Une étude révèle que l'eau de Javel permet d'éliminer le virus de la grippe A (H1N1)


L'eau de Javel permet d'éliminer le virus de la grippe aviaire A (H5N1) ainsi que les autres virus grippaux, en l'occurrence le A (H1N1) qui inquiète tant actuellement. C'est ce que révèle un test d'activité réalisé par l'Institut Pasteur de Lille, à la demande de la Chambre syndicale nationale de l'eau de Javel.
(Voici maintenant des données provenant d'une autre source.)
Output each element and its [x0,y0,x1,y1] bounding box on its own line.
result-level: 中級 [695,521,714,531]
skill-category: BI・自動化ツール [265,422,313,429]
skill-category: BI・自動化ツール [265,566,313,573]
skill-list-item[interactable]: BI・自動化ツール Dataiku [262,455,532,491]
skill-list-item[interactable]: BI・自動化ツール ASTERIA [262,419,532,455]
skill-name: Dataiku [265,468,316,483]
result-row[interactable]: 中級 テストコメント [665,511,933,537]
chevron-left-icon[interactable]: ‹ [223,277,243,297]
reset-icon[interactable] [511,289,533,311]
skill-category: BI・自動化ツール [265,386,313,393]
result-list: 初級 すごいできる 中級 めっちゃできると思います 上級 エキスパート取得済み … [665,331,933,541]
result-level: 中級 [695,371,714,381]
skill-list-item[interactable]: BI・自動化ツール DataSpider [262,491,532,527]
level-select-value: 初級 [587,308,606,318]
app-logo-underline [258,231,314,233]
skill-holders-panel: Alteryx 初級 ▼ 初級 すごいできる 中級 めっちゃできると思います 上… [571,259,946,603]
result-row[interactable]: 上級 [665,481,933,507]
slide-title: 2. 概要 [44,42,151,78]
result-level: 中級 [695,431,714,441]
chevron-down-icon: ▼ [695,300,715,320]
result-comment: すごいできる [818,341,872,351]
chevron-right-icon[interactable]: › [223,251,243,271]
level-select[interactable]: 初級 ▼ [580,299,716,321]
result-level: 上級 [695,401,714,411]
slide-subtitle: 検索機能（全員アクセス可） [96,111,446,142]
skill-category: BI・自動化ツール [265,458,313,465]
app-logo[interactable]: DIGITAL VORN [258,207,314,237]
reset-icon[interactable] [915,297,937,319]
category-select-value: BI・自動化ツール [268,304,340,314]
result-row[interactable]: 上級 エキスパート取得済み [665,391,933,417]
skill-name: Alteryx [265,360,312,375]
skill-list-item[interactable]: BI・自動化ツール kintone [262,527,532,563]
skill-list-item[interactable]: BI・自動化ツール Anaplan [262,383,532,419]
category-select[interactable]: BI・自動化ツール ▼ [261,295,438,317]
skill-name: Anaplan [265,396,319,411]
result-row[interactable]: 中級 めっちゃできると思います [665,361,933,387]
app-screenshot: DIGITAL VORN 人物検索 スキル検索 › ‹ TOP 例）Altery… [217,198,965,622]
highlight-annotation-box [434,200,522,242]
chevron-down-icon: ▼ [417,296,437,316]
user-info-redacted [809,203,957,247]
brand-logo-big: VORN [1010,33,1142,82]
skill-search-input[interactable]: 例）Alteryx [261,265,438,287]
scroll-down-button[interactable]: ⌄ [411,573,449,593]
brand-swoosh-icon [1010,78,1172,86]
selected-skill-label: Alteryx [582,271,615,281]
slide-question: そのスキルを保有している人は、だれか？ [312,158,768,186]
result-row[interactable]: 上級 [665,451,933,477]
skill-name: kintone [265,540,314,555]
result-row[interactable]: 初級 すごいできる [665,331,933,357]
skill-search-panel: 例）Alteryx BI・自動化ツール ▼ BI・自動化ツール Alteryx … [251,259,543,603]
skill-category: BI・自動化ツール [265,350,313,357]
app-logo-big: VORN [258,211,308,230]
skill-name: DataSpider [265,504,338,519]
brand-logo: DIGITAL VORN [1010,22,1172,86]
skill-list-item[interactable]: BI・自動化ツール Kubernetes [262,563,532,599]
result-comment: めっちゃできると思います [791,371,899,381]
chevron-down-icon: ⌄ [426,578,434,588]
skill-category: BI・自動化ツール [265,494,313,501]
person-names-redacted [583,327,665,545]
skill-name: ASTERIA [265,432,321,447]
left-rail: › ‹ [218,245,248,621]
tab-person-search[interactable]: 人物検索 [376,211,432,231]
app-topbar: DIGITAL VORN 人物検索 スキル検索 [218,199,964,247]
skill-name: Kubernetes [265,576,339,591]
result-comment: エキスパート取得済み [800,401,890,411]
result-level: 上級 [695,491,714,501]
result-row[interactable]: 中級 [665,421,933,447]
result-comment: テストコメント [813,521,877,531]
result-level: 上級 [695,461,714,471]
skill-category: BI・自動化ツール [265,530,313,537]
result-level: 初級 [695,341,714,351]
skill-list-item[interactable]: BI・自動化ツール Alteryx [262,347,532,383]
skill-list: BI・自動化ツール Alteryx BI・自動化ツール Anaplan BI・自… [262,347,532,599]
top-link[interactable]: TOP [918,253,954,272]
Cette dernière profite de la situation pour rappeler que son produit de désinfection est le plus populaire en raison de ses propriétés d'hygiène préventive et qu'il intéresse plus que jamais le grand public ainsi que la communauté scientifique, médicale et gouvernementale.

La vertu désinfectante de l'eau de Javel est connue depuis le XIXe siècle. Les découvertes de Pasteur dans le domaine des maladies infectieuses ont eu une importance primordiale. En 1988, l'examen au microscope électronique a permis de visualiser la destruction en 30 secondes des bactéries par éclatement de leur membrane au contact de l'eau de Javel vendue dans le commerce. Quelques années plus tôt, en 1985, l'équipe de l'Institut Pasteur - qui a mis en évidence le virus du sida - a prouvé l'efficacité de l'eau de Javel sur ce virus. Quant à la Nasa, elle a choisi ce produit pour désinfecter la cabine d' Apollo XI, afin d'éviter une contamination éventuelle par des germes lunaires inconnus.

La dernière étude concerne donc le virus A (H5N1). Le test, réalisé en 2008 par l'Institut Pasteur de Lille, a été effectué dans son laboratoire de niveau de sécurité très élevé (niveau P3). Il montre que l'eau de Javel du commerce "est active dès la concentration de 0,1 % de chlore actif (eau de Javel du commerce en flacon diluée environ 25 fois) après un temps de contact de 15 minutes, dans des conditions dites de saleté, vis-à-vis du virus de la grippe aviaire H5N1", précise le communiqué. Dans le contexte actuel de risque de pandémie, l'eau de Javel s'impose donc à la maison et dans les collectivités - dont les infrastructures médicales - pour désinfecter régulièrement toutes les surfaces afin de limiter la propagation des virus et bactéries.